Our finding of associations between wasting and stunting and age of the child is well supported in the literature. Infants often do not receive sufficient nutrients in the breastfeeding weaning period, which often consists of foods with substandard levels of macro- and micronutrients [18]. Weaning foods high in starch and low in energy density affect the child’s likelihood of being marasmic – a condition also in positive correlation with stunting. Studies in the East Africa region have found that older children have a higher prevalence of stunting than children who are younger even after controlling for urban and rural differences in feeding practice [19]. It is clear that the onset of stunting may occur early on, yet may not be detected until the infant is at least 12 months old [20], which aligns with our findings that children between 12–24 months old were more likely to be stunted than children who were under 6 months old. Other studies have had similar conclusions regarding the mental and socioeconomic wellbeing of the mother and the nutritional status of her child [21, 22].

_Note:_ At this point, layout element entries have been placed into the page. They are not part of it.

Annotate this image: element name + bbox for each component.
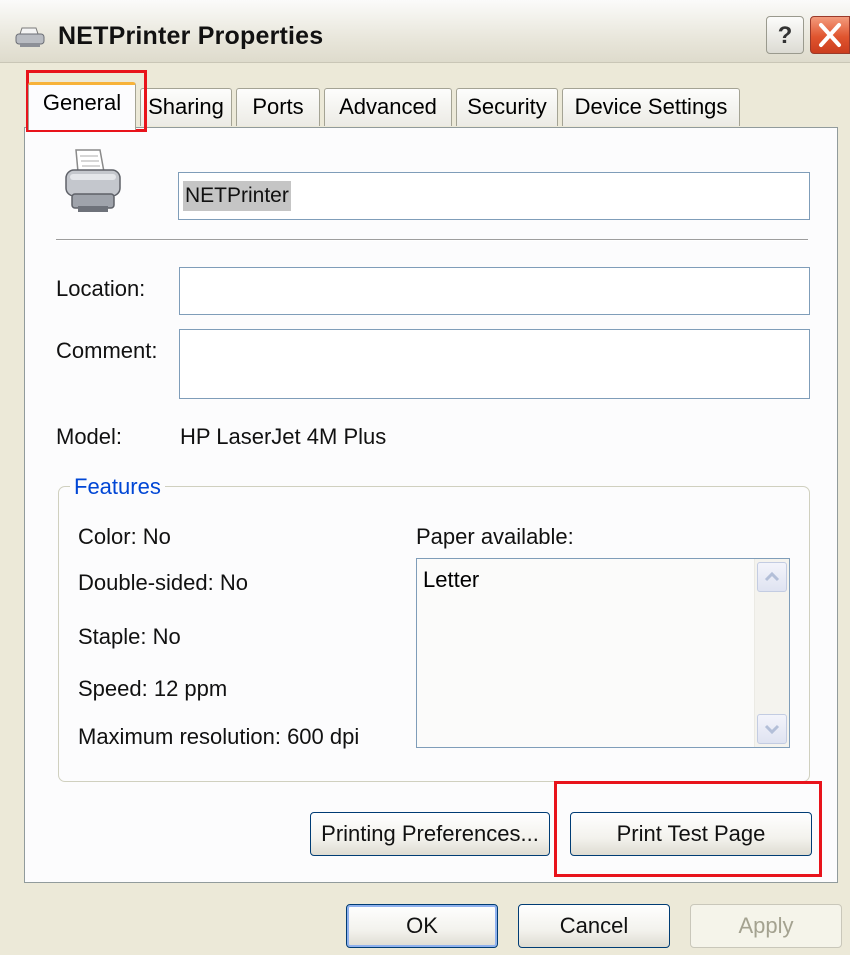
close-icon [819, 23, 841, 47]
apply-button[interactable]: Apply [690, 904, 842, 948]
tab-label: Ports [252, 94, 304, 119]
printing-preferences-button[interactable]: Printing Preferences... [310, 812, 550, 856]
scroll-down-button[interactable] [757, 714, 787, 744]
window-title: NETPrinter Properties [58, 22, 324, 50]
comment-input[interactable] [179, 329, 810, 399]
printer-icon [15, 27, 45, 47]
title-bar[interactable]: NETPrinter Properties ? [0, 0, 850, 63]
location-label: Location: [56, 276, 146, 301]
tab-sharing[interactable]: Sharing [140, 88, 232, 126]
printer-name-value: NETPrinter [183, 181, 291, 211]
tab-general[interactable]: General [28, 82, 136, 130]
printer-properties-dialog: NETPrinter Properties ? General Sharing … [0, 0, 850, 955]
chevron-up-icon [764, 571, 780, 582]
feature-color: Color: No [78, 524, 171, 549]
print-test-page-button[interactable]: Print Test Page [570, 812, 812, 856]
comment-label: Comment: [56, 338, 158, 363]
tab-label: General [42, 90, 122, 115]
scroll-up-button[interactable] [757, 562, 787, 592]
tab-security[interactable]: Security [456, 88, 558, 126]
help-button[interactable]: ? [766, 16, 804, 54]
tab-label: Security [467, 94, 547, 119]
model-label: Model: [56, 424, 123, 449]
tab-label: Advanced [339, 94, 437, 119]
printer-name-input[interactable]: NETPrinter [178, 172, 810, 220]
feature-staple: Staple: No [78, 624, 181, 649]
feature-max-resolution: Maximum resolution: 600 dpi [78, 724, 360, 749]
tab-device-settings[interactable]: Device Settings [562, 88, 740, 126]
cancel-button[interactable]: Cancel [518, 904, 670, 948]
ok-button[interactable]: OK [346, 904, 498, 948]
tab-label: Device Settings [574, 94, 728, 119]
features-legend: Features [70, 474, 165, 500]
location-input[interactable] [179, 267, 810, 315]
tab-label: Sharing [148, 94, 224, 119]
paper-available-list[interactable]: Letter [416, 558, 790, 748]
paper-available-label: Paper available: [416, 524, 574, 549]
feature-speed: Speed: 12 ppm [78, 676, 228, 701]
printer-icon [65, 149, 121, 212]
tab-ports[interactable]: Ports [236, 88, 320, 126]
chevron-down-icon [764, 724, 780, 735]
tab-advanced[interactable]: Advanced [324, 88, 452, 126]
model-value: HP LaserJet 4M Plus [180, 424, 387, 449]
separator [56, 239, 808, 241]
list-item[interactable]: Letter [423, 567, 479, 593]
close-button[interactable] [810, 16, 850, 54]
feature-double-sided: Double-sided: No [78, 570, 248, 595]
scrollbar[interactable] [754, 559, 789, 747]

One limitation of this study is that there were a number of confounding factors during the time of PBF scale-up, including increased health insurance coverage (Mutuelles de Santé) and overall improvements in the healthcare system [7]. However, when access to health insurance was controlled for, our study found no association between health insurance access and childhood malnutrition. A review of the literature on performance-based payments for the purpose of improving health service delivery found similarly mixed results. These authors noted that more research needs to be done using case studies or comparative studies between facilities where PBF is implemented, and where it is not [23]. In our study in Rwanda, persons in all districts have access to health insurance, therefore differences between different districts might correlate with presence or absence of PBF (among other factors), but would not correlate with access to health insurance. Our study also observed some marked differences in the prevalence HIV with that which is known for the population of Rwanda. First, 5.1% of the children were HIV positive while the Center for Treatment and Research on AIDS, Malaria, Tuberculosis and Other Epidemics (TRAC Plus) reports that in 2008, 7.0% of infants born to HIV-infected mothers tested positive for HIV at 18 months [24]. Given that HIV status was self-reported by mothers rather than participant tested, this could account for the difference and is a recognized limitation to our study. Finally, our study observed much more stunting (58.42%) than results found in the RDHS 2005 (45% below −2 standard deviations) [25]. Nonetheless, as this was a study to better understand associations between variables, having oversampled stunted children should have minimal impact on the validity of the study.

Conclusions

In summary, our study has shown a protective association between implementing PBF, an innovative health financing scheme, and wasting among children in Rwanda. We did not, as expected, reveal a relationship between maternal sero-positivity and child malnutrition. Child malnutrition remains a critical problem in Rwanda and further studies are needed to explore additional associated factors and evaluate the effectiveness of interventions, such as PBF, on reducing the burden of childhood malnutrition. We add to the literature a call to support better mental, emotional, and social wellbeing assessments at every clinical visit; and advocate that health care workers be better equipped with training in psychosocial assessment and support. With respect to PBF, it is clear that more research is needed in order to make more detailed recommendations on the impact of PBF on specific health outcomes. We recommend a more thorough evaluation of the impact of implementing PBF in Rwanda on malnutrition and other preventive health services.